My family and I love tacos and any type of food that has a yummy southwest flair to it. Now that all three of our kids are in school all day, Monday through Friday, my husband and I often sneak away and have lunch together at a local deli. The deli makes all their food homemade and has a giant cold case with salads and other various precooked items you can order by request. My husband and I often split a bowl of soup and a sandwich but no matter what we order we always get a large dish of the homemade taco pasta salad to share. It’s so good.

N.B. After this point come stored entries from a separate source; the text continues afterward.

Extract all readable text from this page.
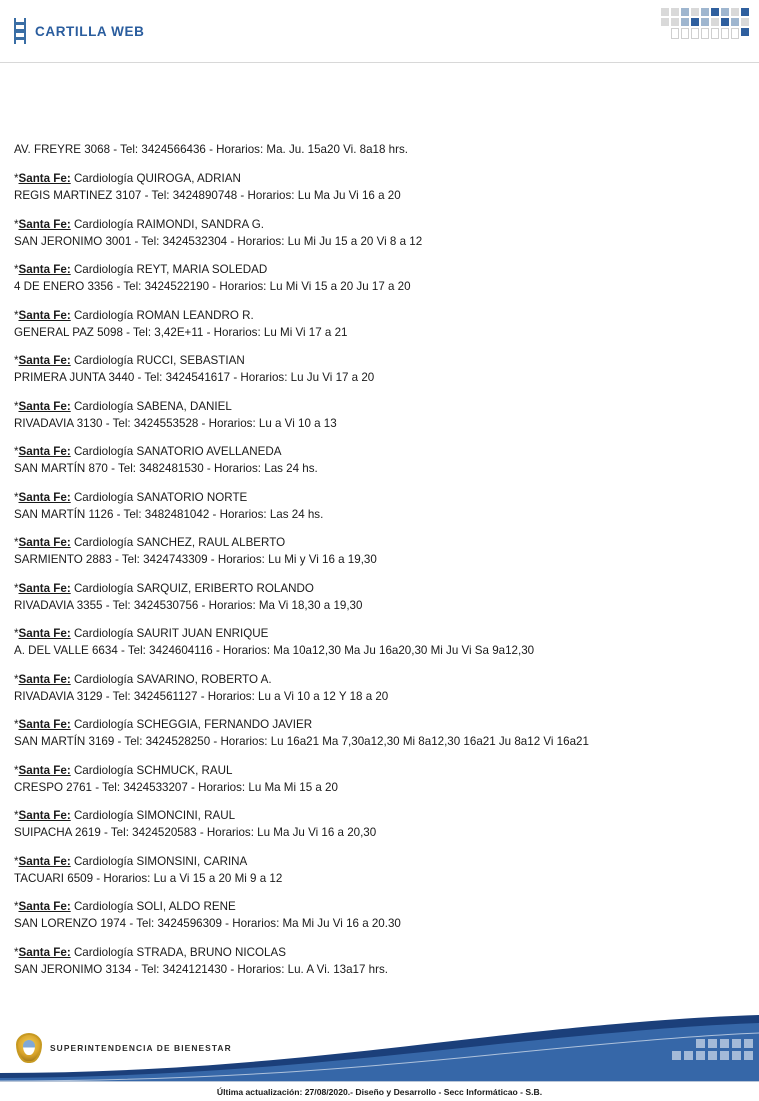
CARTILLA WEB

AV. FREYRE 3068 - Tel: 3424566436 - Horarios: Ma. Ju. 15a20 Vi. 8a18 hrs.

*Santa Fe: Cardiología QUIROGA, ADRIAN
REGIS MARTINEZ 3107 - Tel: 3424890748 - Horarios: Lu Ma Ju Vi 16 a 20
*Santa Fe: Cardiología RAIMONDI, SANDRA G.
SAN JERONIMO 3001 - Tel: 3424532304 - Horarios: Lu Mi Ju 15 a 20 Vi 8 a 12
*Santa Fe: Cardiología REYT, MARIA SOLEDAD
4 DE ENERO 3356 - Tel: 3424522190 - Horarios: Lu Mi Vi 15 a 20 Ju 17 a 20
*Santa Fe: Cardiología ROMAN LEANDRO R.
GENERAL PAZ 5098 - Tel: 3,42E+11 - Horarios: Lu Mi Vi 17 a 21
*Santa Fe: Cardiología RUCCI, SEBASTIAN
PRIMERA JUNTA 3440 - Tel: 3424541617 - Horarios: Lu Ju Vi 17 a 20
*Santa Fe: Cardiología SABENA, DANIEL
RIVADAVIA 3130 - Tel: 3424553528 - Horarios: Lu a Vi 10 a 13
*Santa Fe: Cardiología SANATORIO AVELLANEDA
SAN MARTÍN 870 - Tel: 3482481530 - Horarios: Las 24 hs.
*Santa Fe: Cardiología SANATORIO NORTE
SAN MARTÍN 1126 - Tel: 3482481042 - Horarios: Las 24 hs.
*Santa Fe: Cardiología SANCHEZ, RAUL ALBERTO
SARMIENTO 2883 - Tel: 3424743309 - Horarios: Lu Mi y Vi 16 a 19,30
*Santa Fe: Cardiología SARQUIZ, ERIBERTO ROLANDO
RIVADAVIA 3355 - Tel: 3424530756 - Horarios: Ma Vi 18,30 a 19,30
*Santa Fe: Cardiología SAURIT JUAN ENRIQUE
A. DEL VALLE 6634 - Tel: 3424604116 - Horarios: Ma 10a12,30 Ma Ju 16a20,30 Mi Ju Vi Sa 9a12,30
*Santa Fe: Cardiología SAVARINO, ROBERTO A.
RIVADAVIA 3129 - Tel: 3424561127 - Horarios: Lu a Vi 10 a 12 Y 18 a 20
*Santa Fe: Cardiología SCHEGGIA, FERNANDO JAVIER
SAN MARTÍN 3169 - Tel: 3424528250 - Horarios: Lu 16a21 Ma 7,30a12,30 Mi 8a12,30 16a21 Ju 8a12 Vi 16a21
*Santa Fe: Cardiología SCHMUCK, RAUL
CRESPO 2761 - Tel: 3424533207 - Horarios: Lu Ma Mi 15 a 20
*Santa Fe: Cardiología SIMONCINI, RAUL
SUIPACHA 2619 - Tel: 3424520583 - Horarios: Lu Ma Ju Vi 16 a 20,30
*Santa Fe: Cardiología SIMONSINI, CARINA
TACUARI 6509 - Horarios: Lu a Vi 15 a 20 Mi 9 a 12
*Santa Fe: Cardiología SOLI, ALDO RENE
SAN LORENZO 1974 - Tel: 3424596309 - Horarios: Ma Mi Ju Vi 16 a 20.30
*Santa Fe: Cardiología STRADA, BRUNO NICOLAS
SAN JERONIMO 3134 - Tel: 3424121430 - Horarios: Lu. A Vi. 13a17 hrs.
SUPERINTENDENCIA DE BIENESTAR
Última actualización: 27/08/2020.- Diseño y Desarrollo - Secc Informáticao - S.B.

My mother-in-law and her sisters made taco pasta salad for their families when my husband was younger and passed along the recipe to me. It’s so easy and so good. Plus, it’s cold so it’s perfect for a quick and easy summer meal! I could eat it everyday of the week but we usually only make it during the warmer months. It’s also perfect for potlucks!
Taco Pasta Salad Recipe
- 16 oz rotini noodles
- 2 tbsp. olive oil
- 1 lb ground beef
- 1 envelope taco seasoning
- ½ C. onion, chopped
- ½ C. green or black olives, sliced
- 2 C. shredded Mexican cheese
- 1 C. French or Catalina salad dressing + extra for serving
- salt & pepper to taste
- Bring a large pot of water and the olive oil to a boil. Add in the rotini noodles and cook on a rolling boil 10-12 minutes. Remove from heat drain and rinse the pasta under cold water.
- Brown the ground beef and drain grease. Add in the taco seasoning and stir to combine.
- Once the pasta has cooled, combine the pasta, ground beef, onion, olives cheese, salad dressing and salt & pepper.
- Cover and refrigerate until ready to serve. Add more dressing if needed.